O MUNDO A SEUS PÉS (1941) |
De que falamos quando falamos de O Pátio das Cantigas? Da "crítica"? Dos CTT? Da cerveja Sagres? Ou apenas dessa coisa bizarra que dá pelo nome de cinema? — este texto foi publicado no Diário de Notícias (13 Setembro).
E reencontramos O Pátio das Cantigas. Valerá a pena dizer alguma coisa a propósito das considerações de Leonel Vieira sobre aquilo que ele chama a “crítica”? (Notícias Magazine, 6 Set.). Creio que sim, quanto mais não seja porque assistimos à renovação de um discurso de difamação pessoal que, no plano profissional, conheço há mais de 40 anos.

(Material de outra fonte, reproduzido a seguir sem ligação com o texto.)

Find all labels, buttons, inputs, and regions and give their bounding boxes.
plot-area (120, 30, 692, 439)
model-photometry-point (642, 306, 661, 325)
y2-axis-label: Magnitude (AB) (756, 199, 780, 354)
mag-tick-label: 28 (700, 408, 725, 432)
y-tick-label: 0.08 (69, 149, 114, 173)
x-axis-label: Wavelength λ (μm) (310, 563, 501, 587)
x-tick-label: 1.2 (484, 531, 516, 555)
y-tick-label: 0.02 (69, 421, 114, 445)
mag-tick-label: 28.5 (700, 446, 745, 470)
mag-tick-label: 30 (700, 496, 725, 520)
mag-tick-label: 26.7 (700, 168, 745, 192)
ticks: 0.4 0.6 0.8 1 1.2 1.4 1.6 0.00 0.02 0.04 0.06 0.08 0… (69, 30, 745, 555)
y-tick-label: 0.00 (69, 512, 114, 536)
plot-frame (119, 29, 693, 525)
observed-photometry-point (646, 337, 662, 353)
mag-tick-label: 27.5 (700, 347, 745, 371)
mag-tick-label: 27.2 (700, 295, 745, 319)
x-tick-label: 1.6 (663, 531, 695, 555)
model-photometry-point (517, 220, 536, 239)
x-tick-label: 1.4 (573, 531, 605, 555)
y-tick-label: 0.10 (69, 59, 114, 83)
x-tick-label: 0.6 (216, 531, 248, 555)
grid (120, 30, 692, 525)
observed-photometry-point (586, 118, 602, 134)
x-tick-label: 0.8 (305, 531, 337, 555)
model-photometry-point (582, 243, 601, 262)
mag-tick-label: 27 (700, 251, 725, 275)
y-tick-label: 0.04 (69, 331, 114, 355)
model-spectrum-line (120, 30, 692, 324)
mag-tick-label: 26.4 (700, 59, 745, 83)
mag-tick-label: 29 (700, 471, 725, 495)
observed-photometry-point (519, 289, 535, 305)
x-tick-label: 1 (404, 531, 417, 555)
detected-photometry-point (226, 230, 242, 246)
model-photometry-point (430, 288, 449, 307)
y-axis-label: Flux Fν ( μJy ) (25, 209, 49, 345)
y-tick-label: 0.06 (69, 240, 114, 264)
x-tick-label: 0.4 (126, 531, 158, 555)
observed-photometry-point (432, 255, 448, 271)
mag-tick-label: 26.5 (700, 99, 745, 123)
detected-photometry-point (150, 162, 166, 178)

Quando um realizador de um filme que já teve meio milhão de espectadores aplica esse número como um argumento para denegrir o pensamento de “quatro ou cinco pessoas” (sic) que formularam juízos de valor negativos sobre o seu trabalho, o que se procura é apenas desvalorizar o acto de pensar. Na prática, o sistema mental de Leonel Vieira confere legitimidade a mim e a Jorge Leitão Ramos (somos os dois citados na pergunta que lhe foi colocada) para aplicar o mesmo modelo de silogismo. Poderia, por exemplo, referir os leitores que me vieram dizer: “Gostei muito do que escreveu — que péssimo filme!” Será que é esse tipo de chicana que ele tenta protagonizar e, sobretudo, generalizar?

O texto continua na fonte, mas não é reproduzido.